There is indeed a certain resemblance between the ancient philosophy and the modern study of Mathematical Psychics in so far as both attain large general views rather than particulars adapted to art and practice. But we are not committed to the contempt of fact which seems to characterise the Platonic precept that «in astronomy, as in geometry, we should employ problems, and let the heavens alone, if we would approach the subject in the right way»1 The Newtonian astronomy is rather the model of our Science; but we can only follow it at a great distance owing to the multiplicity of variables in Social Science and the want of a unit for measuring advantage in a subjective sense.

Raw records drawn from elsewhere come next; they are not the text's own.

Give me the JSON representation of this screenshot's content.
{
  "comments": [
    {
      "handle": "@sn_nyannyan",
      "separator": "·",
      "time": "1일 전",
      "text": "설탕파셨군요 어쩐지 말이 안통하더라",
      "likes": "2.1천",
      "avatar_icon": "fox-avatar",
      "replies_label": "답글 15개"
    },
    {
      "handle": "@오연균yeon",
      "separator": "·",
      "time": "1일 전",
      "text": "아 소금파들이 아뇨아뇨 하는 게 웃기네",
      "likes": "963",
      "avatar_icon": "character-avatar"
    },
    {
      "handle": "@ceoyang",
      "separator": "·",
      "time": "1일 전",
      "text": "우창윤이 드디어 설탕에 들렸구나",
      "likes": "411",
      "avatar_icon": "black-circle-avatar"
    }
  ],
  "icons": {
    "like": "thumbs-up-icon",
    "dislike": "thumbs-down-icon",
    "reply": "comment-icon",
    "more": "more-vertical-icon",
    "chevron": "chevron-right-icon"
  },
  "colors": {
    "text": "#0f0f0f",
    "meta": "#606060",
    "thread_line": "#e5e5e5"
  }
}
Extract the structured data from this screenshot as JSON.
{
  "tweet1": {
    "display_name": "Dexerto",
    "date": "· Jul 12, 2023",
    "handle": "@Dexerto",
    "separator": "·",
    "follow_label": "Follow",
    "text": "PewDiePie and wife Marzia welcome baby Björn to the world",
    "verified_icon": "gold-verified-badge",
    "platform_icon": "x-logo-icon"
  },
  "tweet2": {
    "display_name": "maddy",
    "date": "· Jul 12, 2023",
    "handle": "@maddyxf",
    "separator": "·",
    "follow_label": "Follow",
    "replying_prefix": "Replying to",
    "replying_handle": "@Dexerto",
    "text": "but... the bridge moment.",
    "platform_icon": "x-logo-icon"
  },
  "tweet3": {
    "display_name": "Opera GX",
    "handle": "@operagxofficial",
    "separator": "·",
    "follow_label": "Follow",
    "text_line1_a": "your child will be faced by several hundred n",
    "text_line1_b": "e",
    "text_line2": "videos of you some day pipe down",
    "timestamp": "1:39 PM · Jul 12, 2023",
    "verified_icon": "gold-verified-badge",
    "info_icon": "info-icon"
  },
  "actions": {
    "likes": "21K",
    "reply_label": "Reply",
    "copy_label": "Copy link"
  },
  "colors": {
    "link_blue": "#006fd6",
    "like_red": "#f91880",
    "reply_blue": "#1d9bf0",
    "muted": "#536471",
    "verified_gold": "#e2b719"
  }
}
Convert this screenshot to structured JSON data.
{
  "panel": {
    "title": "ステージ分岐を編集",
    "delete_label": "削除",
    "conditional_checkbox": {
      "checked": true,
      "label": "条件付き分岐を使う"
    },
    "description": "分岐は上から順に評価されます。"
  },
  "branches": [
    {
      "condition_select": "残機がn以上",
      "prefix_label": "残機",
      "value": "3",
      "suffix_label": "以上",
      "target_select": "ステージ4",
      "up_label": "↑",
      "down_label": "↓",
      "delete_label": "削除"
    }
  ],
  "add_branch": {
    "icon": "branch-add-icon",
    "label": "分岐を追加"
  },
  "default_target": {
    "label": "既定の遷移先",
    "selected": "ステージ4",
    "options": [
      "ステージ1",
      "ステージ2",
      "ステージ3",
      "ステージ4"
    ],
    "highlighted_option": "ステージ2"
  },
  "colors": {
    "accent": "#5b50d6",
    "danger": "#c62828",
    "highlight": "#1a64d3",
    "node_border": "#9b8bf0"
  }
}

Often we must be content with knowing that knowledge is unattainable without more data than we possess — the Socratic lesson of modesty which was taught by Cournot and Jevons2.


  1. Republic VII., 529, Jowett’s translation; a precept which Macaulay contrasts unfavourably with Bacon’s method.
  2. The use of Mathematics to make clear the nature and extent of the assumptions implied in dealing with economic problems has been noticed by Professor J. S. Nicholson in a recent lecture (Transactions of the Faculty of Actuaries. No, 35, Vol. I, Part IV.).